Phobic Anxiety Can Make You Age
By on July 13th, 2012

Have you ever wondered why it is said that worrying gives us grey hair? So have scientists, who have gone  about trying to understand the connection between ageing and stress. With They have found that phobic anxiety reduces the length of chromosome ends, called telomeres.

The Ends of Our DNA May Determine How We Age

Telomeric regions of the chromosome don’t contain any genes. They are simply buffer regions at the ends of chromosomes that help maintain genome stability. Every time a cell divides, the telomeric regions of the chromosomes are shortened by a little bit. They just protect functional genes from being degraded.  However, critically short telomeres lead to DNA damage, and short telomeres have been linked to cancers and several age-related diseases, including dementia . Telomeric shortening is thus one of the factors implicated in the ageing process.
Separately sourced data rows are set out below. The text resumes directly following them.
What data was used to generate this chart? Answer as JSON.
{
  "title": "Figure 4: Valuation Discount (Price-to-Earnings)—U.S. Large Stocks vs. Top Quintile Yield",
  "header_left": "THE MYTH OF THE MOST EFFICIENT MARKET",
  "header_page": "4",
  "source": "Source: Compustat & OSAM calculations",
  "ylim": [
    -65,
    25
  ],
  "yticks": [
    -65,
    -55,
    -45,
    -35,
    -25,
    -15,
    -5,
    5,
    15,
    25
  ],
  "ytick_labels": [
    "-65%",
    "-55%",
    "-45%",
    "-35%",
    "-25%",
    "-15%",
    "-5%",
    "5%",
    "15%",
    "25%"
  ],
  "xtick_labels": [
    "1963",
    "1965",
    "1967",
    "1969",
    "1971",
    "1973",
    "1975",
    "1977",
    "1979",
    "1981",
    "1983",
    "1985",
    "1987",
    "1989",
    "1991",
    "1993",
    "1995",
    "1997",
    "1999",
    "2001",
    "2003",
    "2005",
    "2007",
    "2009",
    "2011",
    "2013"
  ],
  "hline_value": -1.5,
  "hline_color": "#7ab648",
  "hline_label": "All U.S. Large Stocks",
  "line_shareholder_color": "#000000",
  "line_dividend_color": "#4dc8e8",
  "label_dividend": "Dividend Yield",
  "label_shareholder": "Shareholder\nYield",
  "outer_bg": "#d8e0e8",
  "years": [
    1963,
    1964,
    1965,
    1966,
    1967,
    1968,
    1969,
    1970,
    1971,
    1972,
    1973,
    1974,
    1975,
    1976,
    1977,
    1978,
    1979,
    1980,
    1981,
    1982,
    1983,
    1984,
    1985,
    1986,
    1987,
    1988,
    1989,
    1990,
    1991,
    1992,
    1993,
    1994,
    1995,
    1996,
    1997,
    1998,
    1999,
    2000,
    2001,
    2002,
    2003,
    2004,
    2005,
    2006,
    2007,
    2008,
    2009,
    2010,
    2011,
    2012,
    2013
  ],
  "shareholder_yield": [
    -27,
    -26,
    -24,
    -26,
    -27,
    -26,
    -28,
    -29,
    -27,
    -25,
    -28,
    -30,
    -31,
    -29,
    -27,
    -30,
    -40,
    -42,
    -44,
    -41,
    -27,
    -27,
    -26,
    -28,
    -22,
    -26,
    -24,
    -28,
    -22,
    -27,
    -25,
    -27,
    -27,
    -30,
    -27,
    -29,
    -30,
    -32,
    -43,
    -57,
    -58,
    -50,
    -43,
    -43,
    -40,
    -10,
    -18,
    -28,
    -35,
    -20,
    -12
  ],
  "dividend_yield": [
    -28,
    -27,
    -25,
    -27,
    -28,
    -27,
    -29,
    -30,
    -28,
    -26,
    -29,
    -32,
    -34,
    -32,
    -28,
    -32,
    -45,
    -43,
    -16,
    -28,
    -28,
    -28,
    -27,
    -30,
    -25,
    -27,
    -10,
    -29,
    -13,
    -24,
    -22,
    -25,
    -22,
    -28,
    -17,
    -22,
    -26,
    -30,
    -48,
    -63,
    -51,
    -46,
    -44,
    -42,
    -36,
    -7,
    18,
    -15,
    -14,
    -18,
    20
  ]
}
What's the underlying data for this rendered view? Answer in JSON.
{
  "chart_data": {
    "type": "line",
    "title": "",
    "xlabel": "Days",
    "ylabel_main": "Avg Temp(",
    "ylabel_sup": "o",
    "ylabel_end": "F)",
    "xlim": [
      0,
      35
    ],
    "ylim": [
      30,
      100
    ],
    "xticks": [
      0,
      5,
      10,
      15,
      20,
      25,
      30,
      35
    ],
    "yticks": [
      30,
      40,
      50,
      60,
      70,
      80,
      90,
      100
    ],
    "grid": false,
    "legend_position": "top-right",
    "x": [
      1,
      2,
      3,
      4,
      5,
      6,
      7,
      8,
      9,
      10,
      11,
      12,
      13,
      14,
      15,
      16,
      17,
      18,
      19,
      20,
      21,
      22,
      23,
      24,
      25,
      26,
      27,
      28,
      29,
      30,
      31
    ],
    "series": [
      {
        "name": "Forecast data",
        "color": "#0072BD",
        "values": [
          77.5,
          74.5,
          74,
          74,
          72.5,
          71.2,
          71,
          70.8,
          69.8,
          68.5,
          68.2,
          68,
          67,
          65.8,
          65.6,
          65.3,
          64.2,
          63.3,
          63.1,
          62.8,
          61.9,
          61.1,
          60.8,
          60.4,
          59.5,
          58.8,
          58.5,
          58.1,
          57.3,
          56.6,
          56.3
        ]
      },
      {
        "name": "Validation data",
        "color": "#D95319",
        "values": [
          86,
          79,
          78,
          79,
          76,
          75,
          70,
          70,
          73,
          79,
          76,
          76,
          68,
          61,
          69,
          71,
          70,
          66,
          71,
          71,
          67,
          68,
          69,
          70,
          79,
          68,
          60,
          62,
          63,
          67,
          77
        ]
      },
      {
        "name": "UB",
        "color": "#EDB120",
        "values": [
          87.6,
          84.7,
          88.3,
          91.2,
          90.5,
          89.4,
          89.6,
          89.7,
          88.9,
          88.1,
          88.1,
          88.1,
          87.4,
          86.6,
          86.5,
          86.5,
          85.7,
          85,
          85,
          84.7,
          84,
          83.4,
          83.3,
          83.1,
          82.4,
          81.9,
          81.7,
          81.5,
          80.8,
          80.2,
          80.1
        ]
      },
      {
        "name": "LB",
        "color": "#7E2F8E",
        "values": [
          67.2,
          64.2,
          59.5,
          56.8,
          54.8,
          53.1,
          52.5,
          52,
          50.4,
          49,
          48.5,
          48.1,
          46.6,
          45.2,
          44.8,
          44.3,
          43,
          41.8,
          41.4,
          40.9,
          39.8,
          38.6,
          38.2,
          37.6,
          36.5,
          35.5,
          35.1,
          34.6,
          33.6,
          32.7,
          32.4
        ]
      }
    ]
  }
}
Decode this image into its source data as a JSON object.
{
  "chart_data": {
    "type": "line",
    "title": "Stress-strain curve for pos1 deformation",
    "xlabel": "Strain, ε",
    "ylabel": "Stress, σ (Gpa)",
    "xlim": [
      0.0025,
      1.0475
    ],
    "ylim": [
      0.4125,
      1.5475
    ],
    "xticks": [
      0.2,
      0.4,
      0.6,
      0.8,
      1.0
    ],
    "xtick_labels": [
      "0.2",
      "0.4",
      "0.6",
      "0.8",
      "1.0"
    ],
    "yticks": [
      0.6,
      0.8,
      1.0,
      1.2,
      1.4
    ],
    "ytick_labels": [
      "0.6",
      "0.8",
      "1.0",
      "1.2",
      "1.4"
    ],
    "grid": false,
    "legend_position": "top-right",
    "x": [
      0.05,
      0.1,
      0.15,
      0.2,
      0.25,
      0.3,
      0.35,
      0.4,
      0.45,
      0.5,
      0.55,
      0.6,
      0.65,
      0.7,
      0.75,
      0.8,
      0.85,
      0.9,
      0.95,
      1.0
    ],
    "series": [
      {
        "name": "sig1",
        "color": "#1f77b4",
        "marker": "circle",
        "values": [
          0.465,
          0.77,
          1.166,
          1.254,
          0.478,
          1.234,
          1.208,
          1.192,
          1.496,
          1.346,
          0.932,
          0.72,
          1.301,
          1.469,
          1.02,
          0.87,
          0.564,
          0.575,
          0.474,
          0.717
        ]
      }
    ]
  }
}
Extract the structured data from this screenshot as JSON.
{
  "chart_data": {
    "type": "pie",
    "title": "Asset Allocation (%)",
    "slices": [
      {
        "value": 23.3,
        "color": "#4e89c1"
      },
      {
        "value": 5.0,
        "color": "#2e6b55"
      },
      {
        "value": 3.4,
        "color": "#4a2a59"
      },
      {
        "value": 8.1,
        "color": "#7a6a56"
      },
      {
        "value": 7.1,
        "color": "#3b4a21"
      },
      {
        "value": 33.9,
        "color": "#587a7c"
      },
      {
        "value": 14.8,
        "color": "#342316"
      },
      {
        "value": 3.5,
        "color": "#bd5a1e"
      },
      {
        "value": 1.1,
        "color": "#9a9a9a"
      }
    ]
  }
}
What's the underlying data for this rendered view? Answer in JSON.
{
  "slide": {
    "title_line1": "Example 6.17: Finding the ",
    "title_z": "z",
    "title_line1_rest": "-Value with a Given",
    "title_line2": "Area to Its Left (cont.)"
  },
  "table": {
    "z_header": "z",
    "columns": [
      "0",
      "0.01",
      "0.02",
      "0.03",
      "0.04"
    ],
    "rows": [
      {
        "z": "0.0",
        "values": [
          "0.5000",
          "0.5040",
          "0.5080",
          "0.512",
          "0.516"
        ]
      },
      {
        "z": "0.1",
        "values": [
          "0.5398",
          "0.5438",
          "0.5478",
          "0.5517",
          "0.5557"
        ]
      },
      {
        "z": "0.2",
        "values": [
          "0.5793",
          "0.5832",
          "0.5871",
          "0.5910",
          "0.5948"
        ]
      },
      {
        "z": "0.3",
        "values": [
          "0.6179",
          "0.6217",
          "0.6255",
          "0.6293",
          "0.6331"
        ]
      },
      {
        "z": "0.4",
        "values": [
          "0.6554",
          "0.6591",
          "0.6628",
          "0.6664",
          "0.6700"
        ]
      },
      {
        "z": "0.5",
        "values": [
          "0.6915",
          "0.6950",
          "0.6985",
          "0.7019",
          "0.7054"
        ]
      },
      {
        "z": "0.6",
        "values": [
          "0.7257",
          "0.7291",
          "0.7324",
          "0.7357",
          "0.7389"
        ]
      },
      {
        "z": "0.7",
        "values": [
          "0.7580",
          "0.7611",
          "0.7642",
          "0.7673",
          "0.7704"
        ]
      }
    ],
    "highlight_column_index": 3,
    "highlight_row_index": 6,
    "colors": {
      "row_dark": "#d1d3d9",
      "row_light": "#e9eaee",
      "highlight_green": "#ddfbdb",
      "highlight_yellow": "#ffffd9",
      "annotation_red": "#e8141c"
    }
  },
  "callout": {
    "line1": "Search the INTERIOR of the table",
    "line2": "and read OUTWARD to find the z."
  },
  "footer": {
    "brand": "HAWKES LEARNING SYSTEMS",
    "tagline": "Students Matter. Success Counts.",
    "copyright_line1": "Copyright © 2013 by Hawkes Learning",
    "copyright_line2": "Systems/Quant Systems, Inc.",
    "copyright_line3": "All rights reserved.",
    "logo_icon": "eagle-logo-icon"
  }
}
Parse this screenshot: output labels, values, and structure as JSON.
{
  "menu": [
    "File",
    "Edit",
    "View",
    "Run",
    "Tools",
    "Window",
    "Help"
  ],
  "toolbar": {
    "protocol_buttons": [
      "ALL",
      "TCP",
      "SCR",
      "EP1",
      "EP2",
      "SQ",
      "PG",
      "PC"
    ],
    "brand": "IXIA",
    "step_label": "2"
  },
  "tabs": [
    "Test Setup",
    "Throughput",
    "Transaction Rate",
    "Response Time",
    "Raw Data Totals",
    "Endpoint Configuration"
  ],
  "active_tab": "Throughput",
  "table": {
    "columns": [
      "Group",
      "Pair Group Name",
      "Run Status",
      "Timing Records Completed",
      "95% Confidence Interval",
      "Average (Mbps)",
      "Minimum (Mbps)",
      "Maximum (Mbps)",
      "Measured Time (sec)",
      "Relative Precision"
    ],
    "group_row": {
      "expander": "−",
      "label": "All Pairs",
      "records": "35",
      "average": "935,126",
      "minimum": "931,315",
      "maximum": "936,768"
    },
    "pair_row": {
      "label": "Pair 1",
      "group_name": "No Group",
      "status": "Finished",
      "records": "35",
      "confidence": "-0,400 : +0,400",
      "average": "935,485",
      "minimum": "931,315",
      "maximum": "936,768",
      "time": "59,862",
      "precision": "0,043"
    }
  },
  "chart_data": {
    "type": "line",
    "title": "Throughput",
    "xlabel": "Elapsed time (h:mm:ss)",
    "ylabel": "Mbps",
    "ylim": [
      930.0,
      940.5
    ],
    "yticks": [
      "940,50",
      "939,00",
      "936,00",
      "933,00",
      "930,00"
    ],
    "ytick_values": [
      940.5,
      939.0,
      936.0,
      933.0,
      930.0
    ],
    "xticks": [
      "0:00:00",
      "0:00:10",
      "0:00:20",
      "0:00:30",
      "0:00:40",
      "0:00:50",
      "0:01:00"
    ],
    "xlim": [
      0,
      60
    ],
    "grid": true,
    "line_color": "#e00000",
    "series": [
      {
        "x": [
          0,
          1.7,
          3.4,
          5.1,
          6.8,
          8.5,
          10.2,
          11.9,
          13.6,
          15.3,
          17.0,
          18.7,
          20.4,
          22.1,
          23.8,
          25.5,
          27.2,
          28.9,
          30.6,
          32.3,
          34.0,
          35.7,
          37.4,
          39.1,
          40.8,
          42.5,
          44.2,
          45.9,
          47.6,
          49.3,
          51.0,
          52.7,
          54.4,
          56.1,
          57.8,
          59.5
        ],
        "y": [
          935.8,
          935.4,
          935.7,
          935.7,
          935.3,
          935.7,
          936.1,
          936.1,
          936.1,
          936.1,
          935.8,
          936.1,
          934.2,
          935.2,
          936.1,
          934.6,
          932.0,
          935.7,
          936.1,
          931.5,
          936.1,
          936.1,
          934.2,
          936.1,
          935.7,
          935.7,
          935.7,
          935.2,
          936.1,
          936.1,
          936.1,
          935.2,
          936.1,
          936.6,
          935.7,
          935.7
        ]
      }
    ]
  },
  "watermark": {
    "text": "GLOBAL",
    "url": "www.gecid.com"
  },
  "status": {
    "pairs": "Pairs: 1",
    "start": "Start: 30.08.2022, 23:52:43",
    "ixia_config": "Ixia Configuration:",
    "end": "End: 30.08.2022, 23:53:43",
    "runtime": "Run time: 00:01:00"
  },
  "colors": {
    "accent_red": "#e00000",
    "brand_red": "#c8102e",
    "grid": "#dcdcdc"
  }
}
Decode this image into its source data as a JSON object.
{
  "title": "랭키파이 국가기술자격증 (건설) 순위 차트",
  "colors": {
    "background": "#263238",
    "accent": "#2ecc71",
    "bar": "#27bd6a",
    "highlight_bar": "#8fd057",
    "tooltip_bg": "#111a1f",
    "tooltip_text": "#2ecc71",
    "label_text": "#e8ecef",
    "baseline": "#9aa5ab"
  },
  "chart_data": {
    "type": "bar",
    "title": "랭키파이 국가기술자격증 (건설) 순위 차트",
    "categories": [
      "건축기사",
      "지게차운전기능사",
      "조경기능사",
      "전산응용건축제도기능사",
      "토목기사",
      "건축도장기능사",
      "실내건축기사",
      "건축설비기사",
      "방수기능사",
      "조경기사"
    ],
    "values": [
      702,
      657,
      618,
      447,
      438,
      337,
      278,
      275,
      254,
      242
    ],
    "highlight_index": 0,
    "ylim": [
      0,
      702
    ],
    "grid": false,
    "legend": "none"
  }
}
anxiety makes you age faster

Having phobic anxiety can make you age faster. Image Credit: http://all4women.co.za

Researchers at the Brigham’s Women’s and Children’s Hospital in Boston measured relative telomere lengths from white blood cells of women who had been identified on an index estimating phobic anxiety levels. This index covers ‘fear disorders’, i.e., when a feeling of intense fear is set off by a single stimulus or a small set of stimuli, for instance, panic and claustrophobia. The difference in telomere lengths between unaffected women and women who were phobic was equivalent to a difference of 6 years in age. Putting it differently, phobias can make your telomeres look 6 years older (and that much more shorter).

Could Shorter Telomeres Cause Anxiety?

However, the lead investigator in this research, Dr. Olivia Okereke, refused to rule out the reverse possibility that shorter telomeres could lead to anxiety. Which came first, shorter telomeres, or phobic anxiety? Understanding the molecular basis of this association is the key to obtain more insight into the cause-effect nature of this correlation.

Author: Shweta Ramdas
Beginning life as a grad student studying human genetics.